Less clear is what the apostle means by our natural slavery to “the law.” It’s not obvious whether Paul has in mind here our natural slavery to sin, Satan and death, or to the slavery that is our feeling that we somehow need to keep God’s law in order to earn God’s eternal favor.

Preachers will need to explore this within our own faith tradition’s context. But we might prayerfully consider “landing” somewhere near here: Jesus is born to rescue us from whatever prevents us from entering into a faithful relationship with him. He is born to free us from slavery and, as Paul continues in verse 5b, adopt us into God’s family.

Like what, then, did that redemption or rescue look?
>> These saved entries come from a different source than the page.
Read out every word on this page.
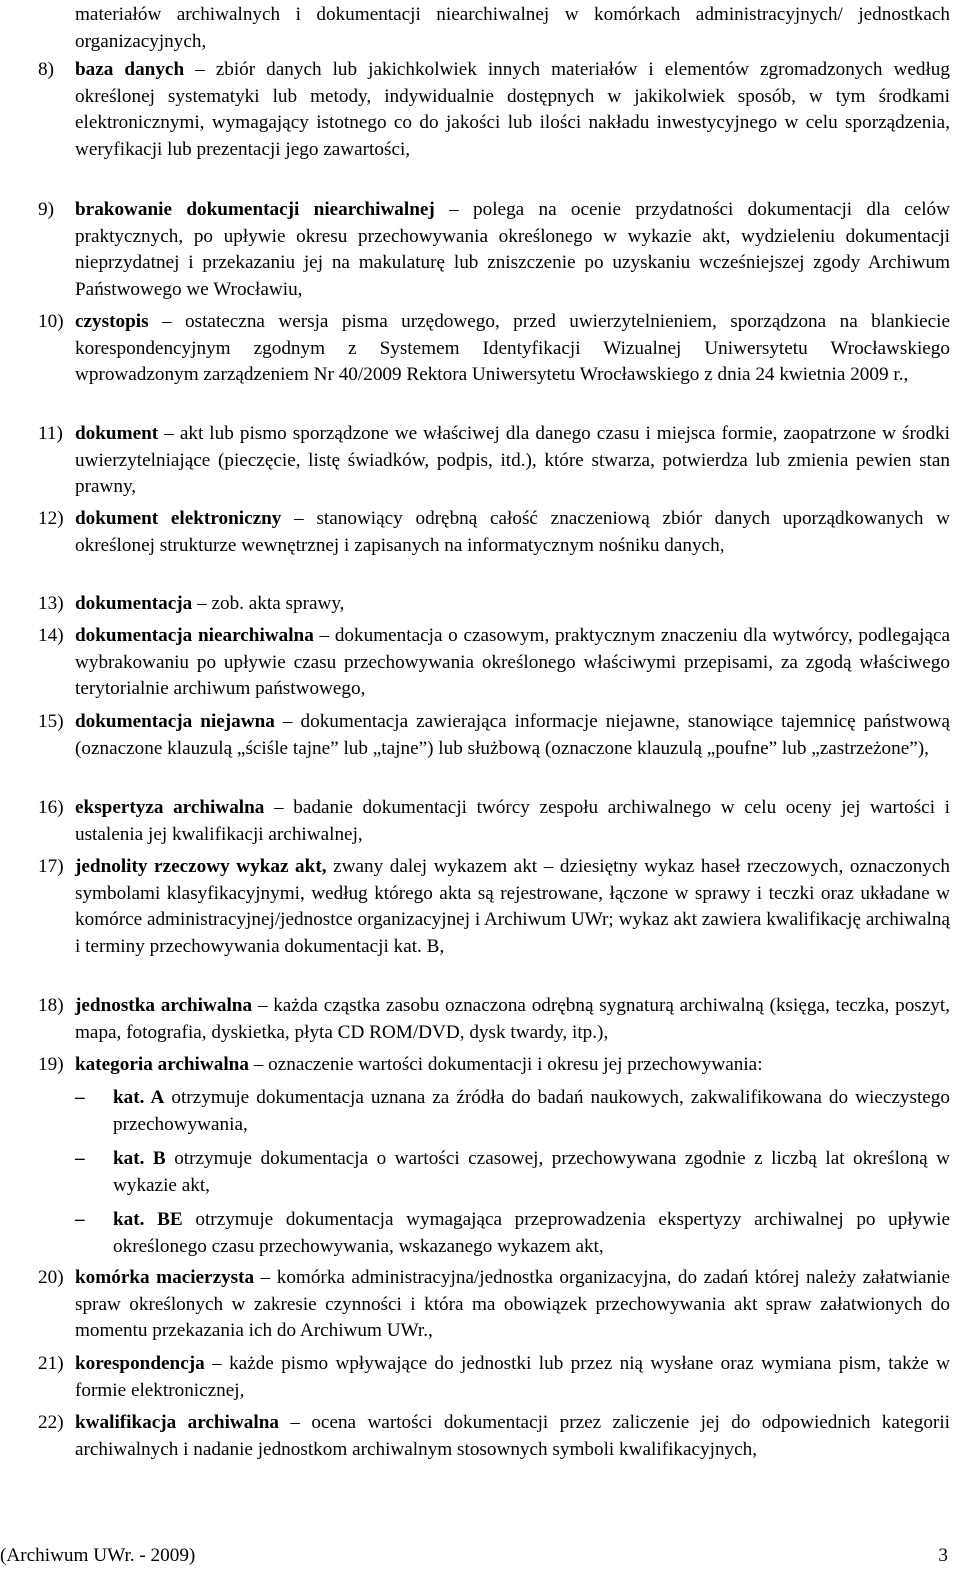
materiałów archiwalnych i dokumentacji niearchiwalnej w komórkach administracyjnych/ jednostkach organizacyjnych,
8)	baza danych – zbiór danych lub jakichkolwiek innych materiałów i elementów zgromadzonych według określonej systematyki lub metody, indywidualnie dostępnych w jakikolwiek sposób, w tym środkami elektronicznymi, wymagający istotnego co do jakości lub ilości nakładu inwestycyjnego w celu sporządzenia, weryfikacji lub prezentacji jego zawartości,
9)	brakowanie dokumentacji niearchiwalnej – polega na ocenie przydatności dokumentacji dla celów praktycznych, po upływie okresu przechowywania określonego w wykazie akt, wydzieleniu dokumentacji nieprzydatnej i przekazaniu jej na makulaturę lub zniszczenie po uzyskaniu wcześniejszej zgody Archiwum Państwowego we Wrocławiu,
10) czystopis – ostateczna wersja pisma urzędowego, przed uwierzytelnieniem, sporządzona na blankiecie korespondencyjnym zgodnym z Systemem Identyfikacji Wizualnej Uniwersytetu Wrocławskiego wprowadzonym zarządzeniem Nr 40/2009 Rektora Uniwersytetu Wrocławskiego z dnia 24 kwietnia 2009 r.,
11) dokument – akt lub pismo sporządzone we właściwej dla danego czasu i miejsca formie, zaopatrzone w środki uwierzytelniające (pieczęcie, listę świadków, podpis, itd.), które stwarza, potwierdza lub zmienia pewien stan prawny,
12) dokument elektroniczny – stanowiący odrębną całość znaczeniową zbiór danych uporządkowanych w określonej strukturze wewnętrznej i zapisanych na informatycznym nośniku danych,
13) dokumentacja – zob. akta sprawy,
14) dokumentacja niearchiwalna – dokumentacja o czasowym, praktycznym znaczeniu dla wytwórcy, podlegająca wybrakowaniu po upływie czasu przechowywania określonego właściwymi przepisami, za zgodą właściwego terytorialnie archiwum państwowego,
15) dokumentacja niejawna – dokumentacja zawierająca informacje niejawne, stanowiące tajemnicę państwową (oznaczone klauzulą „ściśle tajne” lub „tajne”) lub służbową (oznaczone klauzulą „poufne” lub „zastrzeżone”),
16) ekspertyza archiwalna – badanie dokumentacji twórcy zespołu archiwalnego w celu oceny jej wartości i ustalenia jej kwalifikacji archiwalnej,
17) jednolity rzeczowy wykaz akt, zwany dalej wykazem akt – dziesiętny wykaz haseł rzeczowych, oznaczonych symbolami klasyfikacyjnymi, według którego akta są rejestrowane, łączone w sprawy i teczki oraz układane w komórce administracyjnej/jednostce organizacyjnej i Archiwum UWr; wykaz akt zawiera kwalifikację archiwalną i terminy przechowywania dokumentacji kat. B,
18) jednostka archiwalna – każda cząstka zasobu oznaczona odrębną sygnaturą archiwalną (księga, teczka, poszyt, mapa, fotografia, dyskietka, płyta CD ROM/DVD, dysk twardy, itp.),
19) kategoria archiwalna – oznaczenie wartości dokumentacji i okresu jej przechowywania:
– kat. A otrzymuje dokumentacja uznana za źródła do badań naukowych, zakwalifikowana do wieczystego przechowywania,
– kat. B otrzymuje dokumentacja o wartości czasowej, przechowywana zgodnie z liczbą lat określoną w wykazie akt,
– kat. BE otrzymuje dokumentacja wymagająca przeprowadzenia ekspertyzy archiwalnej po upływie określonego czasu przechowywania, wskazanego wykazem akt,
20) komórka macierzysta – komórka administracyjna/jednostka organizacyjna, do zadań której należy załatwianie spraw określonych w zakresie czynności i która ma obowiązek przechowywania akt spraw załatwionych do momentu przekazania ich do Archiwum UWr.,
21) korespondencja – każde pismo wpływające do jednostki lub przez nią wysłane oraz wymiana pism, także w formie elektronicznej,
22) kwalifikacja archiwalna – ocena wartości dokumentacji przez zaliczenie jej do odpowiednich kategorii archiwalnych i nadanie jednostkom archiwalnym stosownych symboli kwalifikacyjnych,
(Archiwum UWr. - 2009)	3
God sent God’s Son so that, Paul writes, “we might receive [apolabomen] the full rights of sons [huiothesian].” Jesus was born so that, in The Message’s words, God could “adopt [us] as his own children.”

Because Jesus lived, died and rose again from the dead, his friends are no longer anyone or thing’s slaves or victims of a kidnapping. We are God’s adopted children. Jesus’ followers aren’t just his friends and followers. We’re also his very own adopted siblings.

So why was Jesus “born of a woman”? From what did he redeem or rescue us? Because by and through it God graciously rescued God’s dearly beloved people from slavery and adopted us into God’s family. Because by and through Jesus’ life, death and resurrection God transformed God’s natural enemies into God’s beloved adopted sons and daughters. Jesus, quite simply, rescued us from our natural alienation from God.

This rescue makes us, as Wright notes, members of a vast family. Christian Jews and non-Jews alike a part of a family that, by God’s grace, encompasses all times and places. God has made us part of a family that even has some members who are already with God in the heavenly realm. So, we might add, Jesus also rescues us from our natural alienation from other people.

As a result of our adoption, marvels Paul, the Spirit helps God’s adopted children to “call out [krazon] ‘Abba, Father [ho Pater]’” (6). This cry, of course, echoes Jesus’ own shriek in Gethsemane (Mark 14:36). It points, says Wright, to the intimate relationship between the “sonship” of Jesus’ friends and the sonship of Jesus himself.

What’s more, as God’s adopted children and Jesus’ adopted siblings, God has also now made Christians “heirs” [kleronomos] (7).” God has graciously given God’s adopted sons and daughters, what The Message calls “complete access to the inheritance.” God has rescued us from profound spiritual poverty and made Jesus’ adopted siblings recipients of the greatest imaginable inheritance.

Yet Paul doesn’t specifically identify the content of that inheritance. So preachers might spend some time wondering with our hearers about that content. It certainly includes God’s rescue of us from all that enslaves us. Our inheritance includes God’s gift to God’s adopted children of the Spirit who lives in us.

Christians’ inheritance includes membership in God’s kingdom. It includes our privilege of being what Wright calls “small working models of new creation.” And, perhaps most obviously, Jesus’ adopted siblings’ inheritance includes reserved space in God’s glorious and eternal presence in the new earth and heaven.

*I have here and elsewhere added in brackets the Greek words for the English words the NIV translation uses.

Illustration

In Leo Tolstoy’s book Resurrection that Louise Maud translated we read about Prince Dimitri Nekhlyudov’s misguided attempt at redemption. He visits the imprisoned maid Maslova whom he’d earlier impregnated and corrupted. She’d become a prostitute and then a prisoner.

Nekhlyudov’s conscience eventually convinces him to marry Maslova in order to atone for his seduction and redeem his victim. However, she wants no part of his effort at self-vindication. She tells him, “You go away. I am a convict and you are a prince, and you have no business here.

“’You want to save yourself through me,’ she continues, hurrying to express what had risen in her soul. ‘You’ve got pleasure out of me in this life, and want to save yourself through me in the life to come. You are disgusting to me – your spectacles and the whole of your dirty fat mug’.”